I see this almost every time I go out to a store or eat at a restaurant. So many of the small children are also entranced with their own electronics! I watch this and think this may be why children are having a hard time carrying on a conversation.
As an educator for over 30 years, I have seen children’s verbal skills getting worse and worse. It seems they have a very limited vocabulary and lack some very basic understandings. Many have trouble carrying on a give-and-take conversation with their friends.
As their first teacher, you have the ability to show your child how words can convey emotions, actions and aid in relationships. This will lead to success in school and eventually in life.

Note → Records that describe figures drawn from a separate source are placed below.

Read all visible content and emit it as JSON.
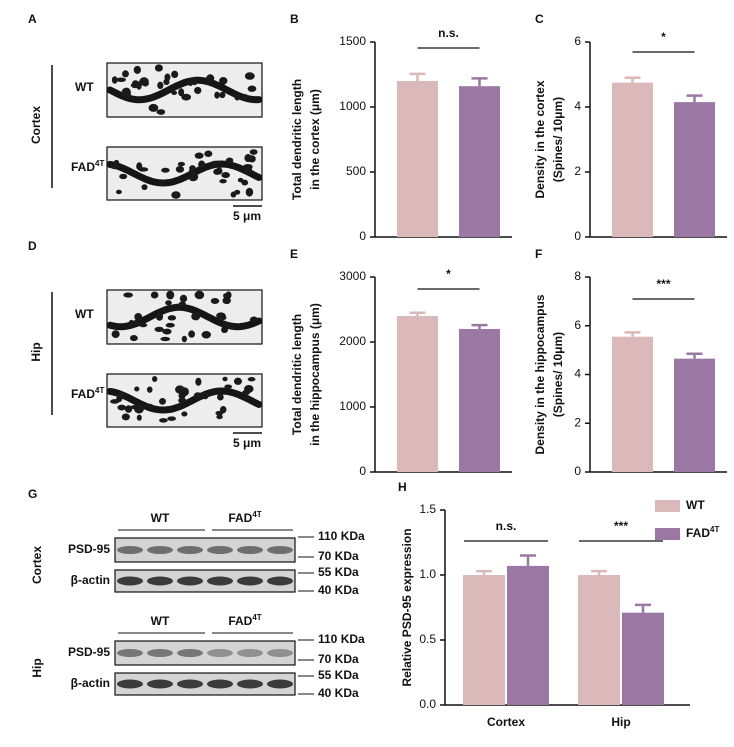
{
  "image_panels": [
    {
      "letter": "A",
      "region": "Cortex",
      "wt": "WT",
      "fad": {
        "text": "FAD",
        "sup": "4T"
      },
      "scale": "5 μm"
    },
    {
      "letter": "D",
      "region": "Hip",
      "wt": "WT",
      "fad": {
        "text": "FAD",
        "sup": "4T"
      },
      "scale": "5 μm"
    }
  ],
  "blot_panel": {
    "letter": "G",
    "groups": [
      {
        "region": "Cortex",
        "wt": "WT",
        "fad": {
          "text": "FAD",
          "sup": "4T"
        },
        "rows": [
          "PSD-95",
          "β-actin"
        ],
        "markers": [
          "110 KDa",
          "70 KDa",
          "55 KDa",
          "40 KDa"
        ]
      },
      {
        "region": "Hip",
        "wt": "WT",
        "fad": {
          "text": "FAD",
          "sup": "4T"
        },
        "rows": [
          "PSD-95",
          "β-actin"
        ],
        "markers": [
          "110 KDa",
          "70 KDa",
          "55 KDa",
          "40 KDa"
        ]
      }
    ]
  },
  "chart_data": [
    {
      "type": "bar",
      "panel": "B",
      "y_label": [
        "Total dendritic length",
        "in the cortex (μm)"
      ],
      "annotation": "n.s.",
      "categories": [
        null,
        null
      ],
      "values": [
        1200,
        1160
      ],
      "errors": [
        55,
        60
      ],
      "colors": [
        "#dbb8ba",
        "#9b77a3"
      ],
      "ylim": [
        0,
        1500
      ],
      "yticks": [
        0,
        500,
        1000,
        1500
      ]
    },
    {
      "type": "bar",
      "panel": "C",
      "y_label": [
        "Density in the cortex",
        "(Spines/ 10μm)"
      ],
      "annotation": "*",
      "categories": [
        null,
        null
      ],
      "values": [
        4.75,
        4.15
      ],
      "errors": [
        0.15,
        0.2
      ],
      "colors": [
        "#dbb8ba",
        "#9b77a3"
      ],
      "ylim": [
        0,
        6
      ],
      "yticks": [
        0,
        2,
        4,
        6
      ]
    },
    {
      "type": "bar",
      "panel": "E",
      "y_label": [
        "Total dendritic length",
        "in the hippocampus (μm)"
      ],
      "annotation": "*",
      "categories": [
        null,
        null
      ],
      "values": [
        2400,
        2200
      ],
      "errors": [
        50,
        60
      ],
      "colors": [
        "#dbb8ba",
        "#9b77a3"
      ],
      "ylim": [
        0,
        3000
      ],
      "yticks": [
        0,
        1000,
        2000,
        3000
      ]
    },
    {
      "type": "bar",
      "panel": "F",
      "y_label": [
        "Density in the hippocampus",
        "(Spines/ 10μm)"
      ],
      "annotation": "***",
      "categories": [
        null,
        null
      ],
      "values": [
        5.55,
        4.65
      ],
      "errors": [
        0.18,
        0.2
      ],
      "colors": [
        "#dbb8ba",
        "#9b77a3"
      ],
      "ylim": [
        0,
        8
      ],
      "yticks": [
        0,
        2,
        4,
        6,
        8
      ]
    },
    {
      "type": "grouped-bar",
      "panel": "H",
      "y_label": [
        "Relative PSD-95 expression"
      ],
      "annotations": [
        "n.s.",
        "***"
      ],
      "categories": [
        "Cortex",
        "Hip"
      ],
      "series": [
        {
          "name": "WT",
          "color": "#dbb8ba",
          "values": [
            1.0,
            1.0
          ],
          "errors": [
            0.03,
            0.03
          ]
        },
        {
          "name": {
            "text": "FAD",
            "sup": "4T"
          },
          "color": "#9b77a3",
          "values": [
            1.07,
            0.71
          ],
          "errors": [
            0.08,
            0.06
          ]
        }
      ],
      "ylim": [
        0,
        1.5
      ],
      "yticks": [
        {
          "value": 0,
          "label": "0.0"
        },
        0.5,
        {
          "value": 1,
          "label": "1.0"
        },
        1.5
      ],
      "legend": "upper-right"
    }
  ]
}
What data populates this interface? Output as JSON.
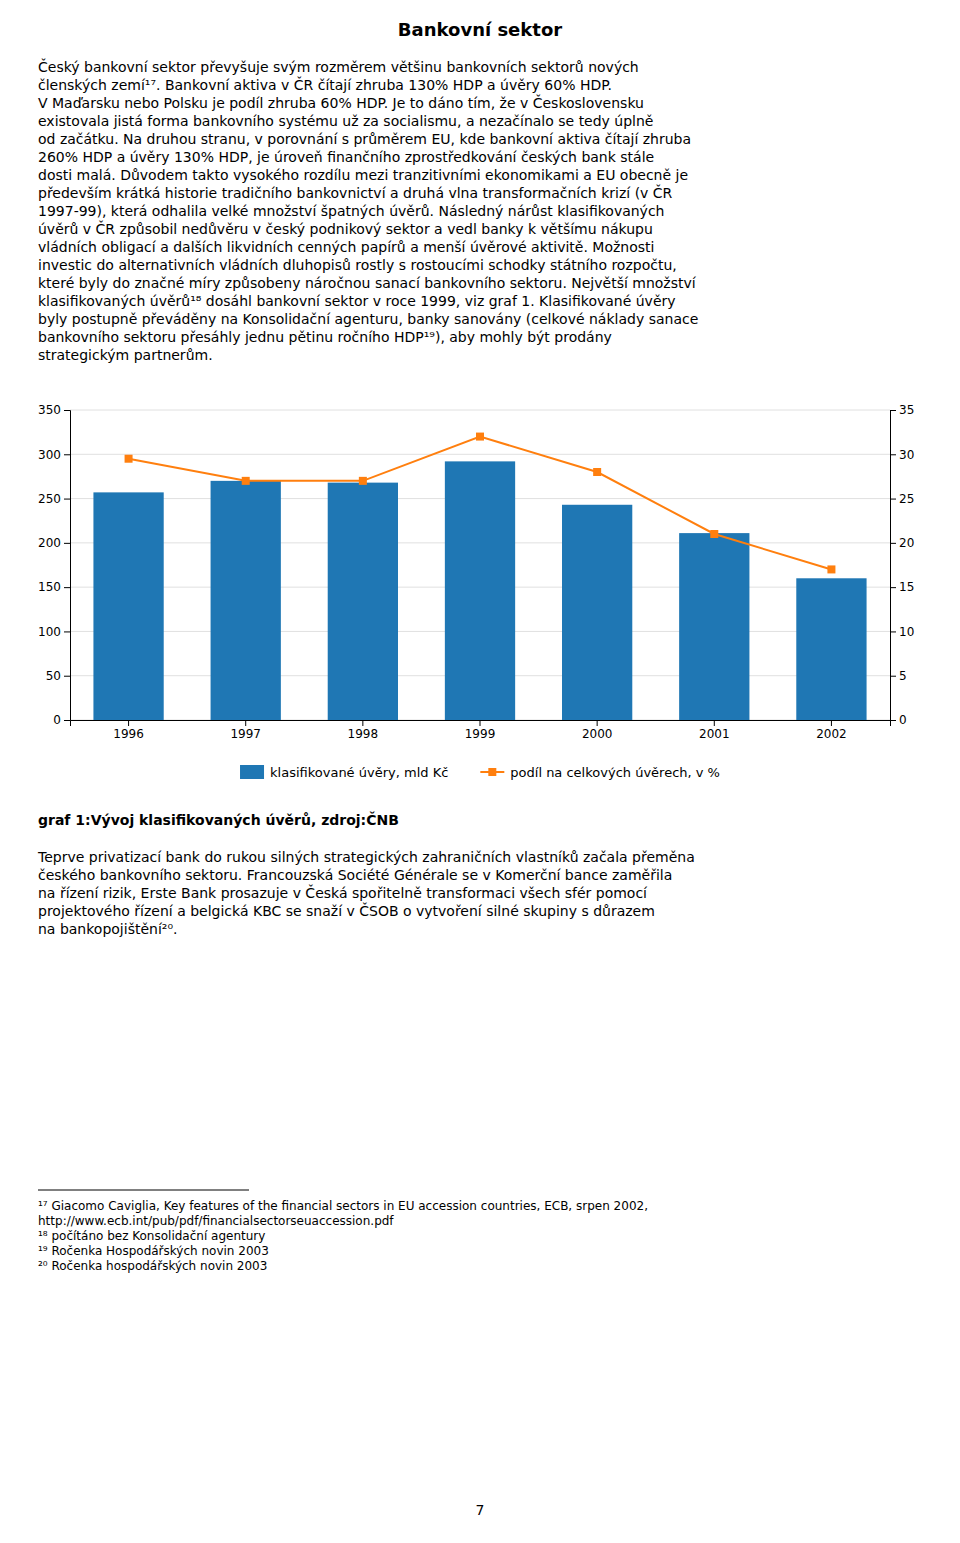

At restaurants, I witness families gathered around the table and instead of talking to each other they are all on electronic devices. This is a missed opportunity. You have a captive audience! These young children want to share their thoughts and talk about their day.
Parents of young children may forget that there will be a day when their children refuse to talk to them and so these precious opportunities should not go to waste. Too soon these small children become teenagers and will give you one-word replies (if you are lucky).
You will miss their cute sayings and eagerness to share their dreams, worries and life.
Researchers Betty Hart and Todd R. Risley found that the key to early learning is talking. Specifically, a child’s exposure to language spoken by parents and caretakers from birth to age 3, the more the better.
Even more recently, evidence is showing that the flow of parent-to-child baby talk is very, very important. The greater the number of words children heard from their parents or caregivers before they were 3, the higher their IQ and the better they did in school.
TV talk not only didn’t help, it was harmful, according to the long-term study they conducted.
Checking and responding to your social media should never be more important than building your relationship with your children by carrying on a conversation.
These deposits you put in their emotional bank account will come in handy during the trying adolescent years when many withdrawals may be made by your child’s newly emerging independence.
Please, please, please be in the moment with your child. Talk to him or her. You’d be surprised how much children really want to say!
Kathleen Brown is a special education teacher in the Grand Island School District.